Opinion

Palin 2.0

“It’s rated X,” the director of the new Sarah Palin movie informs me as I sit down for an early screening of the biopic “The Undefeated.” I don’t know how I feel about this information. But I’m the first movie critic to see the film, so I sit back uneasily and hope I don’t have to witness any shower scenes starring John McCain.

The two-hour Palin movie, which writer-director Stephen Bannon plans to show in Iowa in a “Field of Dreams”-style cornfield, is getting a lot of attention as the former Alaska governor tours the East Coast.

Bannon promised the blog Big Hollywood, “This will go off like an atomic bomb” in the Republican primary season. Palin herself, Bannon says, gave the movie a big thumbs-up, though she didn’t participate in the making of the $1 million film. She appears in it only in news clips and is heard in audiobook clips from her memoir “Going Rogue.”

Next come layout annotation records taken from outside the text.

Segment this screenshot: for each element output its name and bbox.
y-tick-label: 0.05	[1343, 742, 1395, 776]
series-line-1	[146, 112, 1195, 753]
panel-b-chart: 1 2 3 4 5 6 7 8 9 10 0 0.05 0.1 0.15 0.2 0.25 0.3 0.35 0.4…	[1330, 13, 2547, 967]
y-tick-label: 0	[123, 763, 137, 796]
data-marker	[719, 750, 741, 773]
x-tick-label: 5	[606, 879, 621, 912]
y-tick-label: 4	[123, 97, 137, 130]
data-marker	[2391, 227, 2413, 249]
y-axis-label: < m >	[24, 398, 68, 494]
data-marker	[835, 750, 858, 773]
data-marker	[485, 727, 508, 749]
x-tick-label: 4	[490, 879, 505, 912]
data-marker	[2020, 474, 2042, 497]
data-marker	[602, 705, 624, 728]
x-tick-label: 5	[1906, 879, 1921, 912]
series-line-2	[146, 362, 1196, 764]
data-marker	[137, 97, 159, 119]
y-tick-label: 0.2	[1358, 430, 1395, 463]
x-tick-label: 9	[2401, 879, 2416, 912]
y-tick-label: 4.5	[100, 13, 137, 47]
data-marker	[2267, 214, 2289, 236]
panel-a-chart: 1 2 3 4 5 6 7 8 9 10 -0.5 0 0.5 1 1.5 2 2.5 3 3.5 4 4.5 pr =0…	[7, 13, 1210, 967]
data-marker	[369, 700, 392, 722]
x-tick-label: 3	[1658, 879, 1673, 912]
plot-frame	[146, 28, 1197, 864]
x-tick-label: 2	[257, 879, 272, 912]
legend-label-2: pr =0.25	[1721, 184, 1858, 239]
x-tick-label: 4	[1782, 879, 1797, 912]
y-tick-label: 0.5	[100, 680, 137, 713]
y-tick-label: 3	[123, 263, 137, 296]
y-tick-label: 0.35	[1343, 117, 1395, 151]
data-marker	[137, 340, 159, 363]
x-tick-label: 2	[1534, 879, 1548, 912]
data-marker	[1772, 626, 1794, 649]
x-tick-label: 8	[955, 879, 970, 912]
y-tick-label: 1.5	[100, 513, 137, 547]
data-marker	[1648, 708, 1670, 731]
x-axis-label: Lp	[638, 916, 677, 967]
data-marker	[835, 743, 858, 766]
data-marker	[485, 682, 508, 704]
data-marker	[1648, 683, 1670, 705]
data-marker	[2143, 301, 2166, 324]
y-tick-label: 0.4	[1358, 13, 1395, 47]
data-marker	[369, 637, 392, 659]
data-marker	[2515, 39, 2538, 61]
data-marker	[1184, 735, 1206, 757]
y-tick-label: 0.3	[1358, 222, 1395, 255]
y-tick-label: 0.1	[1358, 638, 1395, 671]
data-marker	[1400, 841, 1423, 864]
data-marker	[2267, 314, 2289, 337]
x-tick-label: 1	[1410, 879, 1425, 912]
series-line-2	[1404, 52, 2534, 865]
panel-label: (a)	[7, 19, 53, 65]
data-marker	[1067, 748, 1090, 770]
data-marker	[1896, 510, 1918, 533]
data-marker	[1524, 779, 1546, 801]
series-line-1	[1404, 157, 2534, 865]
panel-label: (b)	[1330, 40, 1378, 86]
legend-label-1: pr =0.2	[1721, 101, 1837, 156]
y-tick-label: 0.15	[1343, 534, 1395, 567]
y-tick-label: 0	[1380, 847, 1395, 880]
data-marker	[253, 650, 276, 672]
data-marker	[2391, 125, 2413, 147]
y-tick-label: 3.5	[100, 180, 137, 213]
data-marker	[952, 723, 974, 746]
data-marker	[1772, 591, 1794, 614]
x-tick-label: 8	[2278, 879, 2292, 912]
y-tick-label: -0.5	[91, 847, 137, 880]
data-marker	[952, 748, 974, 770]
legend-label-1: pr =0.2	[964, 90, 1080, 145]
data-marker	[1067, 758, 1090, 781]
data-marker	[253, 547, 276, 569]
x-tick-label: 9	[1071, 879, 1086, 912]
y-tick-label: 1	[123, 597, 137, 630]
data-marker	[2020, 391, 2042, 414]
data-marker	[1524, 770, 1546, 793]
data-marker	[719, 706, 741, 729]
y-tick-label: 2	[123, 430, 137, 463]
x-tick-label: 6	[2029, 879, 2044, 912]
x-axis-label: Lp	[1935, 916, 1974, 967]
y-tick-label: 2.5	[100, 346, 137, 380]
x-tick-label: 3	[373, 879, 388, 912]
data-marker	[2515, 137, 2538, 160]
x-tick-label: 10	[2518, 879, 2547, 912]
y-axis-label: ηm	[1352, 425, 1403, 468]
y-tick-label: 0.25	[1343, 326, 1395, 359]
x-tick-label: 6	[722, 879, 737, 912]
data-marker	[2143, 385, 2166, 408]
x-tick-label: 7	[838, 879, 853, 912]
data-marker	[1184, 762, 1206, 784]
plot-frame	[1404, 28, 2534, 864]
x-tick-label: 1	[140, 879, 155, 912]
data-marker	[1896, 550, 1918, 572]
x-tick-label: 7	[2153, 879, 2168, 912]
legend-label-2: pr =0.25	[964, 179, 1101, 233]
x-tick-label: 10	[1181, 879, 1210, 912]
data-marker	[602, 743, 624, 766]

Relishing the attention as she mulled a presidential run, Palin last week swept through town on her “One Nation” bus tour. She had pizza with Donald Trump, then headed for New Hampshire on the same day Mitt Romney announced he was entering the race. She even snarked on Romney’s Massachusetts health care plan, calling the idea that government can force individuals to buy health care “not a good thing” and “a big challenge” for Romney to explain. Asked whether she could unseat President Obama, Palin said, “To put it concisely — yes.” Palin couldn’t have generated more excitement if she had called Anthony Weiner “my boyfriend” on her Twitter feed.

So what does all of this mean?

Not much, maybe.

While Palin draws an audience, backstage nothing is plugged in. She hasn’t hired the hacks and flacks pols need to run a campaign and has given no sign she is interested in giving up her Fox News contract.

These days Thomas Jefferson couldn’t get elected on name recognition alone, and while Palin may be her own breed, she knows that.

Moreover, “The Undefeated,” far from shaking up the race, is just a fan film from an outsider hitching a ride on her fame, hoping that attention from political reporters in the early primary states of Iowa, New Hampshire and South Carolina will provide a springboard for a national release.

This would-be “Fairbanks 9/11” certainly blazes with passion — hosannas of awe for Palin, brimstone of scorn for her detractors (especially Matt Damon, standup comics and anonymous commenters who say mean things on blogs).

But its tone is an excruciating combination of bombast and whining, it’s so outlandishly partisan that it makes Richard Nixon look like Abraham Lincoln and its febrile rush of images — not excluding earthquakes, car wrecks, volcanic eruption and attacking Rottweilers — reminded me of the brainwash movie Alex is forced to sit through in “A Clockwork Orange.” Except no one came along to refresh my pupils with eyedrops.

I’d sooner have watched a Michael Moore movie.

Any Michael Moore movie.

Even “Canadian Bacon.”

If you’re hopeful (or worried) that this movie is the secret trigger for a Palin relaunch, don’t be. Even if you fixed the blaring soundtrack and took out all the symbols of the cataclysmic evil opposing Palin (barking dogs, disaster footage, a closeup of Rosie O’Donnell), you’d still be left with a hopeless sputtering jumble.

The busted logic and narrative chop of “The Undefeated” don’t suggest the phrase, “spirited new defense of Palin.” They say, “cyclone landed here.”

News clips of Palin’s tenure in Alaska as mayor of Wasilla, chair of the Oil and Gas Conservation Commission and governor are narrated solely by friends and allies. They keep telling us that she (a) adhered strictly to small-government, free-market conservative principles yet (b) used the full power of government to make people’s lives more splendid. For instance, Palin is said to be cutting both taxes and spending in Wasilla. Fine. A minute later she is credited with unleashing an economic boom there — by laying water and sewer lines and building roads that attracted national retailers. So which is it? Expansionist, or minimalist? Was she Wasilla’s FDR or Calvin Coolidge?

Similarly, as we learn about Alaska’s Survivalist Socialism — all the precious fuel in the ground belongs to the state; oil companies can only lease drilling rights — Palin is portrayed both as a free marketer and an antagonist of same who took on Big Oil by working with the Democrats to raise oil taxes.

In one scene, we’re told she didn’t care about polls; in the next, she’s bragging about her approval rating (88%). She says she doesn’t put much stock in such surveys — yet “I figured my administration must be doing something right.” So does her recent approval rating of 28% tell her that she must be doing something wrong?